Country Bank
From: Dana Frye
Sent: Friday, February 03, 2006 5:09 PM
To: Comments
Cc: Dwight Reynolds
Subject: Commercial Real Estate Lending - Proposed Interagency Guidance
Dear Robert E. Feldman:
I am responding to your request for input on the proposed guidelines for defining concentrations of credit in CRE lending. I believe the intention of this guidance is a solid lending practice that deserves monitoring and risk management. However, it is my opinion that your definition of CRE loan is too broad. You accumulate three classes of loans that exhibit different and unique loan tendencies. It is my opinion that the following classes should be separated and monitored separately for issues of concentrations of credit:
(1) Home Construction Mortgages (1-4 family residential construction): These loans are unique in that they are matched to pre-qualified takeout buyers who are contractually bound to close these credits upon completion. Though these construction loans have management elements that are similar to other construction loans, they are not speculative not dependent on sale of the housing unit.

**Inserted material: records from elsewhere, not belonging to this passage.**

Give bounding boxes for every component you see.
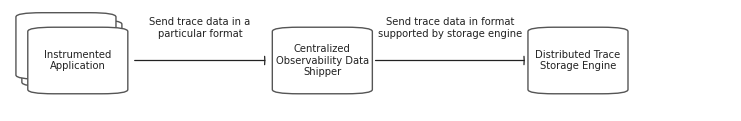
Text: Instrumented
Application: Instrumented Application bbox=[44, 50, 111, 71]
Text: Centralized
Observability Data
Shipper: Centralized Observability Data Shipper bbox=[276, 44, 369, 77]
FancyBboxPatch shape bbox=[528, 27, 628, 94]
FancyBboxPatch shape bbox=[27, 27, 127, 94]
Text: Send trace data in format
supported by storage engine: Send trace data in format supported by s… bbox=[378, 17, 522, 39]
FancyBboxPatch shape bbox=[22, 20, 122, 87]
FancyBboxPatch shape bbox=[16, 13, 116, 79]
Text: Send trace data in a
particular format: Send trace data in a particular format bbox=[150, 17, 250, 39]
FancyBboxPatch shape bbox=[273, 27, 372, 94]
Text: Distributed Trace
Storage Engine: Distributed Trace Storage Engine bbox=[535, 50, 621, 71]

(2) Raw Land, Land Development, Contractor Spec Home Construction, and Commercial Construction and Development: These are the real CRE. These loans share the same exposure to economic climate changes, interest rate shifts, occupancy and vacancy shifts, employment shifts, etc.
(3) Multi-family properties, assisted living complexes, rental complexes, apartments (loans with 50% of more of the source of repayment is due to third party lease): These loans are completed projects with established performance, occupancy, rent rolls, operating expenses, etc. These loans are common within the class, but are uncommon to #1 & #2 above. In reality, conditions that can affect a construction based economy can have an opposite effect on these properties (ex. when housing costs rise, rental units can establish a higher demand).
I just do not see the value in aggregating all these credits into CRE. When you elect to aggregate these credits you put the smaller bank at a greater disadvantage because we may not have the opportunity to be competitive with commercial and industrial deals and we do not have a diversified loan supply. However, we are a bedroom community, and we may have the opportunity to finance construction projects for contract homes or assisted living projects. When you artifically aggregate these loans, you place a unrealistic upper limit on our loan classes and force us to place these quality local credits to our participants and accept a 25 basis point participation return instead of a 400 bp direct loan margin.
I encourage you to separate these loan classes.
Thanks you for the opportunity to address this management practice in advance of implementation.